Big Little Lies (HBO)
My Bonnie Lies Over The Ocean: If season one had any major missteps, it was the lack of time spent on Bonnie, despite her being the one who actually kills Perry. The character was largely relegated to the sidelines, treated as a sexy, New Age-y troublemaker who existed to advance everyone else’s stories in some way. To her credit, Kravitz still found ways to make Bonnie compelling, even if the series itself seemed only mildly interested in her development until she aggressively shoved Celeste’s abuser and Jane’s rapist down a flight of stairs. Season two thankfully rights that wrong, broadening Kravitz’s role by diving deeper into Bonnie’s background and emotional life. Aside from Celeste, Bonnie is understandably the one most visibly struggling in the months after the incident. It’s unclear after three episodes if the once-vivacious woman will return or if the guilt will swallow her whole, but it’s gratifying to watch Kravitz finally get the chance to stretch herself.

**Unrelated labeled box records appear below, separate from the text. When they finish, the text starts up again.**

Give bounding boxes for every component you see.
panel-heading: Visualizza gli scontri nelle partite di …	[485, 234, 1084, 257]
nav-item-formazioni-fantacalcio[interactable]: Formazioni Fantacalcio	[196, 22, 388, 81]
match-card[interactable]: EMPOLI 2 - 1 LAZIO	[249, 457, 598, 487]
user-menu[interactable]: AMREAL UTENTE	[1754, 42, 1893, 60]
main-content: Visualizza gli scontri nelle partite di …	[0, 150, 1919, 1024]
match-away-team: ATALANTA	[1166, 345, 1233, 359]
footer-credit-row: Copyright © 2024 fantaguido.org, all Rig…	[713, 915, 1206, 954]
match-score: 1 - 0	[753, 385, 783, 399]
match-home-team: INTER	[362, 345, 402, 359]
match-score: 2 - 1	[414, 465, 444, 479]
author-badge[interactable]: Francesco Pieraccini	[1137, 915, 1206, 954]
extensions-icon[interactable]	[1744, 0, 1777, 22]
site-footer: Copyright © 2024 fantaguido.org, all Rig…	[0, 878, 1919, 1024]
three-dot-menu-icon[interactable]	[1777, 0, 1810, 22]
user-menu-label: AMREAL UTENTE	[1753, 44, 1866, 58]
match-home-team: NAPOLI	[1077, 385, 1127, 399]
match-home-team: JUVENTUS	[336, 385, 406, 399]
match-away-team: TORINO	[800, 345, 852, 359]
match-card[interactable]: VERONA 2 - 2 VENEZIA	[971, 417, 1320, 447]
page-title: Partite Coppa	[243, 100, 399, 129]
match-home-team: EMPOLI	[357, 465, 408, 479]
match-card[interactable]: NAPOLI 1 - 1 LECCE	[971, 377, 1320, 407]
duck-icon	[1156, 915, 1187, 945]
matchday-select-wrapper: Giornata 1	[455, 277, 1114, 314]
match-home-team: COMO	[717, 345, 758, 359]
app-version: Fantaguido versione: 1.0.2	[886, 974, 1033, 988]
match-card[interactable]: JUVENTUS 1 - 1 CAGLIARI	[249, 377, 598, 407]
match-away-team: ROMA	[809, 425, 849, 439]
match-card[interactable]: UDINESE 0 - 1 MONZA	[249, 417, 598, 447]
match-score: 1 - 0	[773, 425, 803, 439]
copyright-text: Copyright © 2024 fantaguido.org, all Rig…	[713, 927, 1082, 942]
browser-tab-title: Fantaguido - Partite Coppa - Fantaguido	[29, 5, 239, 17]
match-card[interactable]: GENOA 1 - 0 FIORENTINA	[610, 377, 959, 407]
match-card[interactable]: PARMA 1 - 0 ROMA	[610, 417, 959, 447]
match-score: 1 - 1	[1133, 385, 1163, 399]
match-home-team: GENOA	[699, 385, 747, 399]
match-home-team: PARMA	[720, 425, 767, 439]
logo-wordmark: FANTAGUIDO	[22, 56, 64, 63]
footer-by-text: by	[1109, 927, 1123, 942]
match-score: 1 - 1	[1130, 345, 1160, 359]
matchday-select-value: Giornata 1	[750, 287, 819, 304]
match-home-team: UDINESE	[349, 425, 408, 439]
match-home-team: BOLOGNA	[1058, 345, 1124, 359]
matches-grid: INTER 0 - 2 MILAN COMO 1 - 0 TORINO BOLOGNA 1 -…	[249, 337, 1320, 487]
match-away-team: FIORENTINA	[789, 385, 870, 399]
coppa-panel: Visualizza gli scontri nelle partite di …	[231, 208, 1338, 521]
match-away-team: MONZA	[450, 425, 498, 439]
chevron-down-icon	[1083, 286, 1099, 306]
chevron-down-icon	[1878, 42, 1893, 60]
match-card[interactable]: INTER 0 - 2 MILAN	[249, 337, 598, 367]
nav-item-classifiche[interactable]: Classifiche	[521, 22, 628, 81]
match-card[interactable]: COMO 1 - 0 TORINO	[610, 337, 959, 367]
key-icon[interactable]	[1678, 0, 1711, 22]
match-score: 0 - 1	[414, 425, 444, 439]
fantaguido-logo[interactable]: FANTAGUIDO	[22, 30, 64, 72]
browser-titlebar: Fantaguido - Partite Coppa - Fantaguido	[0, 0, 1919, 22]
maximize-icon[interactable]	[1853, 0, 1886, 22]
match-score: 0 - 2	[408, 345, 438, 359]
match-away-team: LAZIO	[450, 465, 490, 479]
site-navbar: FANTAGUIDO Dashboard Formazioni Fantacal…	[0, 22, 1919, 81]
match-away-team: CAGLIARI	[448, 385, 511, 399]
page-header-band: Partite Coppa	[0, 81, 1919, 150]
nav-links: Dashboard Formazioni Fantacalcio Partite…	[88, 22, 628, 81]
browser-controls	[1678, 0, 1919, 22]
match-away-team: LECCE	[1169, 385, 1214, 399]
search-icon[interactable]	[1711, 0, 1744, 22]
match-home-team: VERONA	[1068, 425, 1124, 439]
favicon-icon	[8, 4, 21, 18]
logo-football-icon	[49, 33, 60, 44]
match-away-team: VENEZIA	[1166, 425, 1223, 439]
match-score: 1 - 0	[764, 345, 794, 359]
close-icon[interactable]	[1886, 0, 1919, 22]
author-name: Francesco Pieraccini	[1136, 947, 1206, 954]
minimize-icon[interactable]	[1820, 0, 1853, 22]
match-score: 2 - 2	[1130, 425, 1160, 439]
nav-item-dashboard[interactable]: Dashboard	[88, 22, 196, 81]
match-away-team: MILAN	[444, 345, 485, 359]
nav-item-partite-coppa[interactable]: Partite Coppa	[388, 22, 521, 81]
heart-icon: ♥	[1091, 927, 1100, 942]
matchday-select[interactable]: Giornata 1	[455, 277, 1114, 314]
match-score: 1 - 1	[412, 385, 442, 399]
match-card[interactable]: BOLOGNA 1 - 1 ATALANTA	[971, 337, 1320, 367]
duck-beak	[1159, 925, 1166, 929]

And Bonnie isn’t the only supporting character given more to do; Dern’s delightfully explosive Type-A power player Renata Klein has to juggle both personal and professional disasters this season, including a terrific storyline involving her slick, Silicon Valley tech baron husband Gordon (Jeffrey Nordling), and as usual, her hypochondriac daughter Amabella. Meanwhile, Ed (Adam Scott, never better) is still having problems with Madeline and fending off fights with Nathan (James Tupper), who’s frustrated by his inability to connect with an emotionally-withdrawn Bonnie. These expanded character arcs are one of the best reasons to make the return trip to Monterey.

Big Little Lies (HBO)
The Verdict: Big Little Lies started out with an embarrassment of riches, and season two offers more of the same, generously giving fans everything they could want and then some. The stakes are lower this time, but the drama is pitched just as high, executed with precision and passion by its stellar cast and crew. The women anchor Big Little Lies in season two, keeping it from ever drifting too far off course. It’s still utterly exhilarating to tune into a show with a primary concern of letting its female characters feel and express the entire gamut of human emotion, from serious guilt about covering up a murder to comical outrage over Otter Bay Elementary School’s climate change lessons. Just sit back, pour yourself a large glass of wine, and let the juicy drama wash over you once again, like the waves hitting the rocky, picturesque shores of Monterey. It’s more than enough fun to warm any cold little heart.
Where’s It Playing? Sunday nights on HBO, beginning June 9th.